Mas a responsabilidade sobre essas fraudes não é apenas dos
laboratórios. Os hospitais que adquiriram o gel oftalmológico,
por exemplo, deveriam ter sido mais precavidos. As instituições
públicas são obrigadas a verificar se o produto que compram
tem registro na Anvisa. E seria de esperar que a mesma atitude
fosse tomada pelos estabelecimentos privados. “Mas há vários
hospitais que não têm nem mesmo farmacêuticos para cuidar dos
remédios da instituição”, denuncia Victor Hugo da Rosa,
presidente da Sociedade Brasileira de Farmácia Hospitalar.

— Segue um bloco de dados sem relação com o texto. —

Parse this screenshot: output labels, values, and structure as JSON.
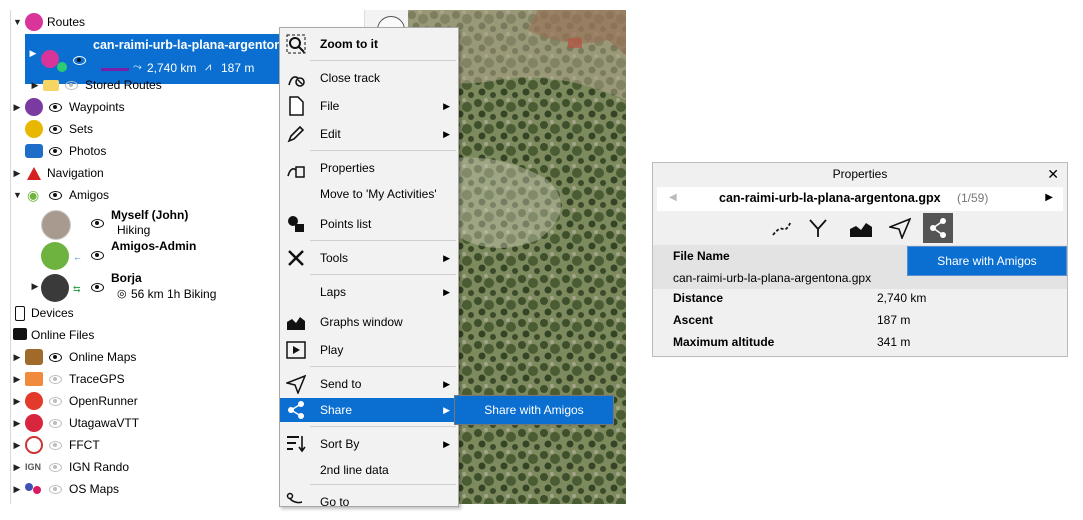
{
  "tree": {
    "routes_label": "Routes",
    "route": {
      "name": "can-raimi-urb-la-plana-argentona",
      "distance": "2,740 km",
      "ascent": "187 m"
    },
    "stored_routes": "Stored Routes",
    "waypoints": "Waypoints",
    "sets": "Sets",
    "photos": "Photos",
    "navigation": "Navigation",
    "amigos": "Amigos",
    "amigo1": {
      "name": "Myself (John)",
      "activity": "Hiking"
    },
    "amigo2": {
      "name": "Amigos-Admin"
    },
    "amigo3": {
      "name": "Borja",
      "stats": "56 km 1h Biking"
    },
    "devices": "Devices",
    "online_files": "Online Files",
    "online_maps": "Online Maps",
    "tracegps": "TraceGPS",
    "openrunner": "OpenRunner",
    "utagawavtt": "UtagawaVTT",
    "ffct": "FFCT",
    "ign_rando": "IGN Rando",
    "ign_logo": "IGN",
    "os_maps": "OS Maps"
  },
  "context_menu": {
    "zoom": "Zoom to it",
    "close_track": "Close track",
    "file": "File",
    "edit": "Edit",
    "properties": "Properties",
    "move_to": "Move to 'My Activities'",
    "points_list": "Points list",
    "tools": "Tools",
    "laps": "Laps",
    "graphs": "Graphs window",
    "play": "Play",
    "send_to": "Send to",
    "share": "Share",
    "sort_by": "Sort By",
    "second_line": "2nd line data",
    "go_to": "Go to"
  },
  "submenu": {
    "share_amigos": "Share with Amigos"
  },
  "properties": {
    "title": "Properties",
    "file_title": "can-raimi-urb-la-plana-argentona.gpx",
    "counter": "(1/59)",
    "rows": [
      {
        "key": "File Name",
        "value": "can-raimi-urb-la-plana-argentona.gpx"
      },
      {
        "key": "Distance",
        "value": "2,740 km"
      },
      {
        "key": "Ascent",
        "value": "187 m"
      },
      {
        "key": "Maximum altitude",
        "value": "341 m"
      }
    ],
    "share_tip": "Share with Amigos"
  },
  "colors": {
    "accent": "#0a6fd1",
    "routes_icon": "#d9349a",
    "waypoints_icon": "#7b3aa0",
    "sets_icon": "#e8b800",
    "amigos_green": "#6eb33f"
  }
}
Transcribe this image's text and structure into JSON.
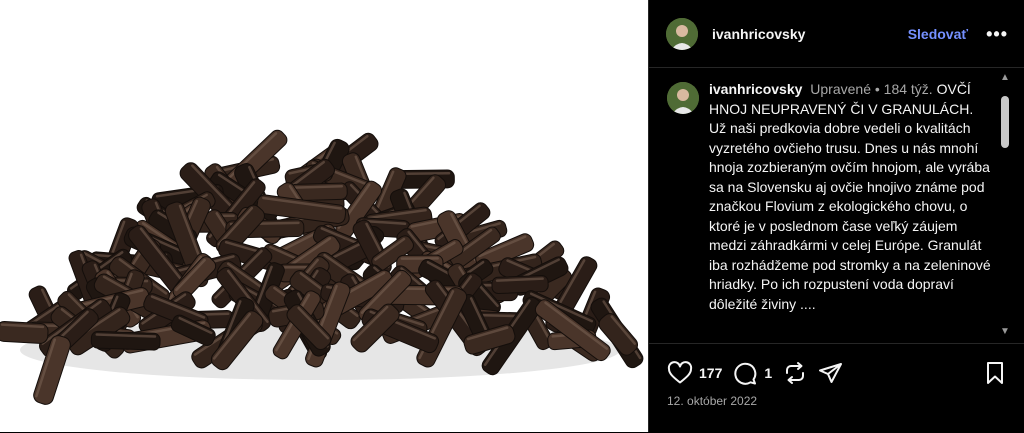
{
  "post": {
    "username": "ivanhricovsky",
    "follow_label": "Sledovať",
    "more_label": "•••",
    "image_alt": "Ovčie hnojivo v granulách"
  },
  "caption": {
    "username": "ivanhricovsky",
    "edited_label": "Upravené",
    "separator": "•",
    "time_ago": "184 týž.",
    "text": "OVČÍ HNOJ NEUPRAVENÝ ČI V GRANULÁCH. Už naši predkovia dobre vedeli o kvalitách vyzretého ovčieho trusu. Dnes u nás mnohí hnoja zozbieraným ovčím hnojom, ale vyrába sa na Slovensku aj ovčie hnojivo známe pod značkou Flovium z ekologického chovu, o ktoré je v poslednom čase veľký záujem medzi záhradkármi v celej Európe. Granulát iba rozhádžeme pod stromky a na zeleninové hriadky. Po ich rozpustení voda dopraví dôležité živiny ...."
  },
  "actions": {
    "like_count": "177",
    "comment_count": "1",
    "icons": [
      "heart-icon",
      "comment-icon",
      "repost-icon",
      "share-icon",
      "bookmark-icon"
    ]
  },
  "date": "12. október 2022",
  "colors": {
    "background": "#000000",
    "accent": "#7590ff",
    "muted": "#a8a8a8"
  }
}
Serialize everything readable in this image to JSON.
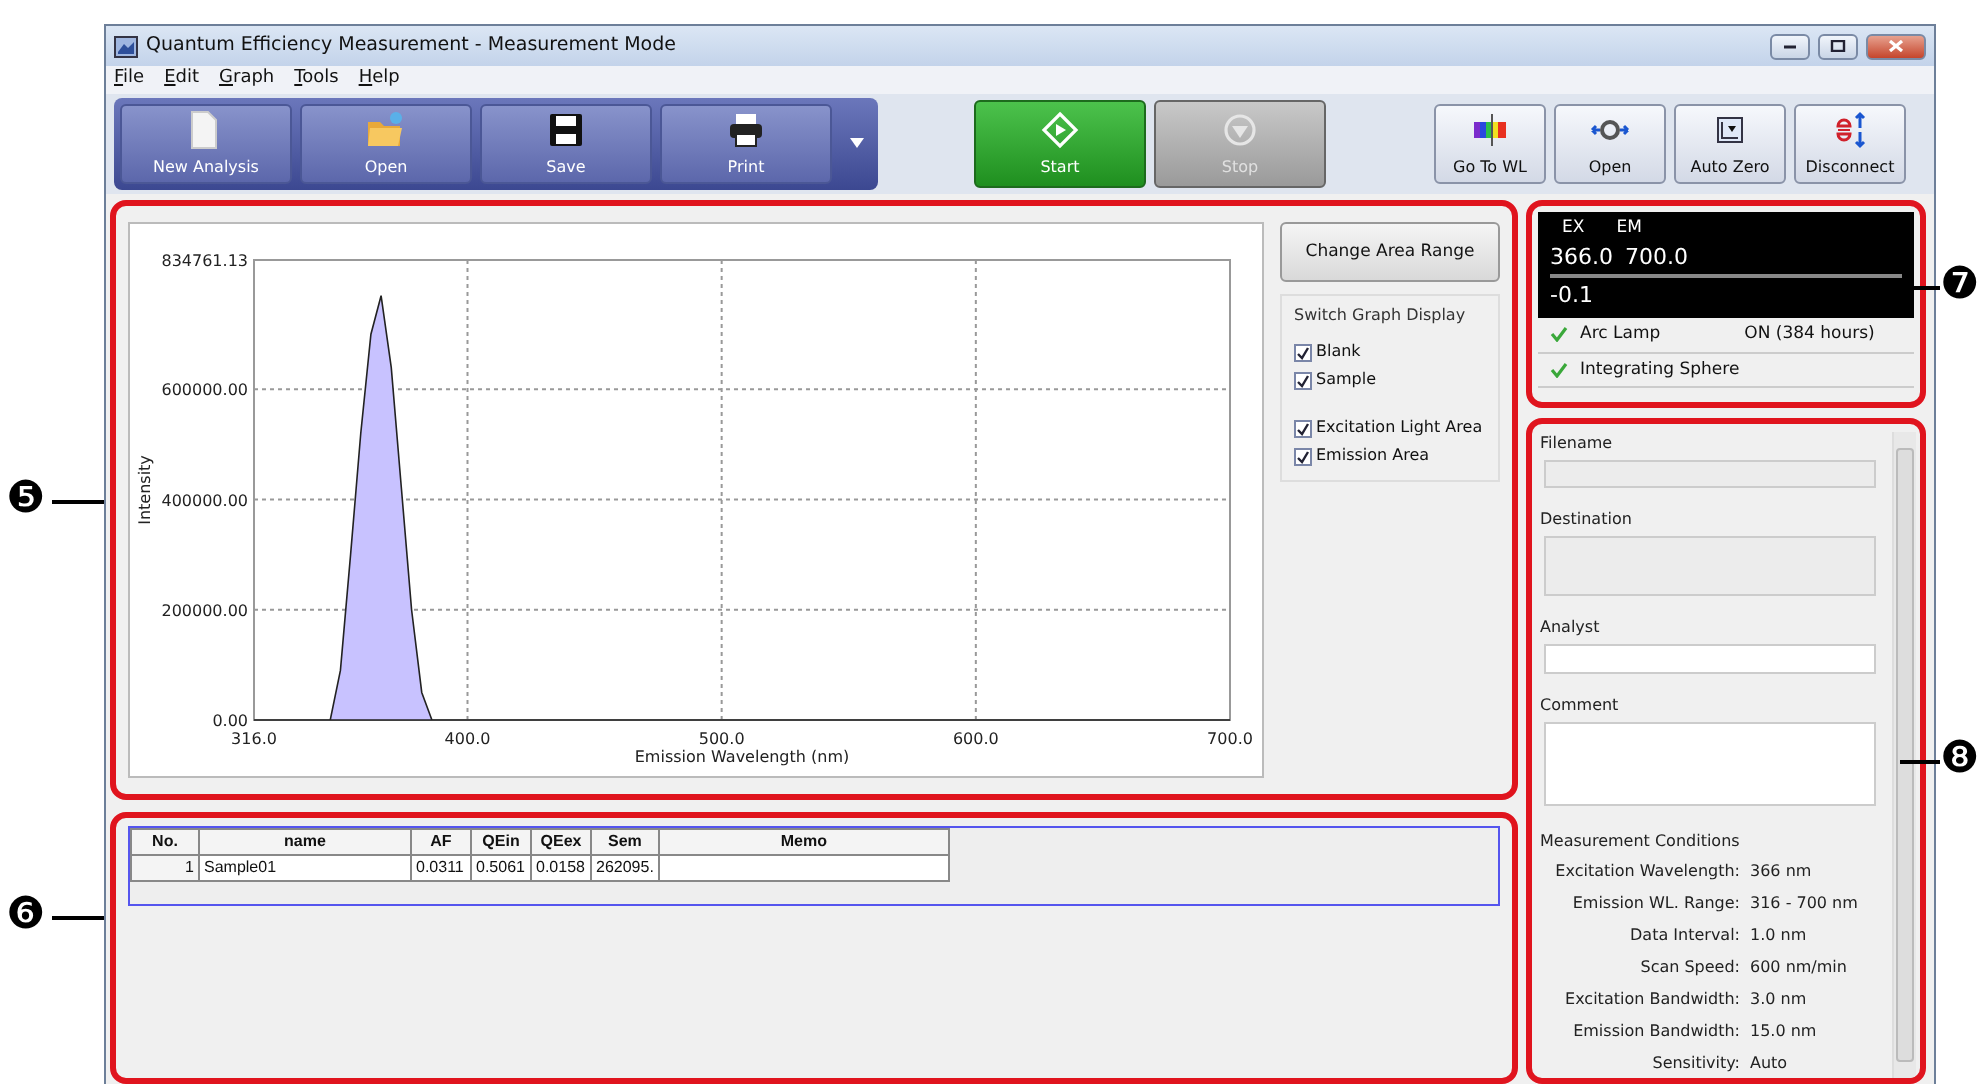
{
  "window": {
    "title": "Quantum Efficiency Measurement - Measurement Mode"
  },
  "menu": [
    "File",
    "Edit",
    "Graph",
    "Tools",
    "Help"
  ],
  "toolbar": {
    "file_buttons": [
      {
        "label": "New Analysis",
        "kind": "document",
        "has_dropdown": false
      },
      {
        "label": "Open",
        "kind": "folder",
        "has_dropdown": false
      },
      {
        "label": "Save",
        "kind": "disk",
        "has_dropdown": false
      },
      {
        "label": "Print",
        "kind": "printer",
        "has_dropdown": true
      }
    ],
    "run_buttons": [
      {
        "label": "Start",
        "kind": "start",
        "disabled": false
      },
      {
        "label": "Stop",
        "kind": "stop",
        "disabled": true
      }
    ],
    "instrument_buttons": [
      {
        "label": "Go To WL",
        "kind": "spectrum"
      },
      {
        "label": "Open",
        "kind": "shutter"
      },
      {
        "label": "Auto Zero",
        "kind": "zero"
      },
      {
        "label": "Disconnect",
        "kind": "disconnect"
      }
    ]
  },
  "graph_panel": {
    "chart_data": {
      "type": "area",
      "xlabel": "Emission Wavelength (nm)",
      "ylabel": "Intensity",
      "x": [
        316,
        346,
        350,
        354,
        358,
        362,
        366,
        370,
        374,
        378,
        382,
        386,
        700
      ],
      "grid": true,
      "series": [
        {
          "color": "#c8c2ff",
          "values": [
            0,
            0,
            90000,
            300000,
            520000,
            700000,
            770000,
            640000,
            420000,
            200000,
            50000,
            0,
            0
          ]
        }
      ],
      "xlim": [
        316,
        700
      ],
      "ylim": [
        0,
        834761.13
      ],
      "xticks": [
        {
          "value": 316,
          "label": "316.0"
        },
        {
          "value": 400,
          "label": "400.0"
        },
        {
          "value": 500,
          "label": "500.0"
        },
        {
          "value": 600,
          "label": "600.0"
        },
        {
          "value": 700,
          "label": "700.0"
        }
      ],
      "yticks": [
        {
          "value": 0,
          "label": "0.00"
        },
        {
          "value": 200000,
          "label": "200000.00"
        },
        {
          "value": 400000,
          "label": "400000.00"
        },
        {
          "value": 600000,
          "label": "600000.00"
        },
        {
          "value": 834761.13,
          "label": "834761.13"
        }
      ]
    },
    "change_area_button": "Change Area Range",
    "display_group": {
      "title": "Switch Graph Display",
      "groups": [
        [
          {
            "label": "Blank",
            "checked": true
          },
          {
            "label": "Sample",
            "checked": true
          }
        ],
        [
          {
            "label": "Excitation Light Area",
            "checked": true
          },
          {
            "label": "Emission Area",
            "checked": true
          }
        ]
      ]
    }
  },
  "results_table": {
    "columns": [
      "No.",
      "name",
      "AF",
      "QEin",
      "QEex",
      "Sem",
      "Memo"
    ],
    "rows": [
      [
        "1",
        "Sample01",
        "0.0311",
        "0.5061",
        "0.0158",
        "262095."
      ]
    ]
  },
  "status": {
    "ex_label": "EX",
    "em_label": "EM",
    "ex_value": "366.0",
    "em_value": "700.0",
    "reading": "-0.1",
    "items": [
      {
        "label": "Arc Lamp",
        "value": "ON (384 hours)",
        "ok": true
      },
      {
        "label": "Integrating Sphere",
        "ok": true
      }
    ]
  },
  "sample_form": {
    "fields": [
      {
        "label": "Filename",
        "kind": "line",
        "disabled": true
      },
      {
        "label": "Destination",
        "kind": "area",
        "disabled": true
      },
      {
        "label": "Analyst",
        "kind": "line",
        "disabled": false
      },
      {
        "label": "Comment",
        "kind": "area",
        "disabled": false
      }
    ],
    "conditions_title": "Measurement Conditions",
    "conditions": [
      {
        "label": "Excitation Wavelength:",
        "value": "366 nm"
      },
      {
        "label": "Emission WL. Range:",
        "value": "316 - 700 nm"
      },
      {
        "label": "Data Interval:",
        "value": "1.0 nm"
      },
      {
        "label": "Scan Speed:",
        "value": "600 nm/min"
      },
      {
        "label": "Excitation Bandwidth:",
        "value": "3.0 nm"
      },
      {
        "label": "Emission Bandwidth:",
        "value": "15.0 nm"
      },
      {
        "label": "Sensitivity:",
        "value": "Auto"
      }
    ]
  },
  "callouts": [
    {
      "number": "❺"
    },
    {
      "number": "❻"
    },
    {
      "number": "❼"
    },
    {
      "number": "❽"
    }
  ]
}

No meio dessa confusão, sobressai a revolta das vítimas,
como a passadeira Leontina Lopes, 64 anos. No dia 4 de
fevereiro, ela submeteu-se a uma cirurgia de catarata no olho
esquerdo. Ficou cega. Com vergonha da própria aparência, só
voltou a sair na rua depois de colocar uma prótese (parecida
com uma lente de contato) para disfarçar “o olho morto”,
como diz. Não consegue mais trabalhar e vive na casa da filha.
“Tem de haver um culpado”, diz Leontina, que chora todos os
dias. A indignação sentida por Leontina também é vivenciada
pelo comerciário Flávio Diomedes, 47 anos. Seu irmão,
Ricardo, técnico de aparelhos odontológicos, morreu aos 57
anos no dia 21 de maio após ingerir o contraste Celobar para
fazer um exame de estômago no Hospital Juscelino Kubitschek, no
Rio. Na verdade, o produto usado por Ricardo deveria ter a substância
sulfato de bário. Mas, para economizar custos devido a
dificuldades financeiras, o Enila, que antes importava o
composto, resolveu fabricar a substância a partir de carbonato,
altamente tóxico. “Meu irmão foi assassinado”, acusa Flávio.
O filho do técnico, Ricardo Júnior, 29 anos, quer justiça.
“O caso não pode cair no esquecimento”, pede. O delegado
Renato Nunes, da Delegacia de Repressão aos Crimes contra a Saúde
Pública do Rio, enfatiza que todos os envolvidos no processo são
responsáveis. Por enquanto, a empresa Enila foi interditada, e
estão proibidos de deixar o País o diretor-presidente do
laboratório, Márcio D’Icarahy, a farmacêutica responsável,
Márcia Almeida Fernandes, o químico Antônio Carlos Fonseca e
o gerente de produção Wagner Teixeira.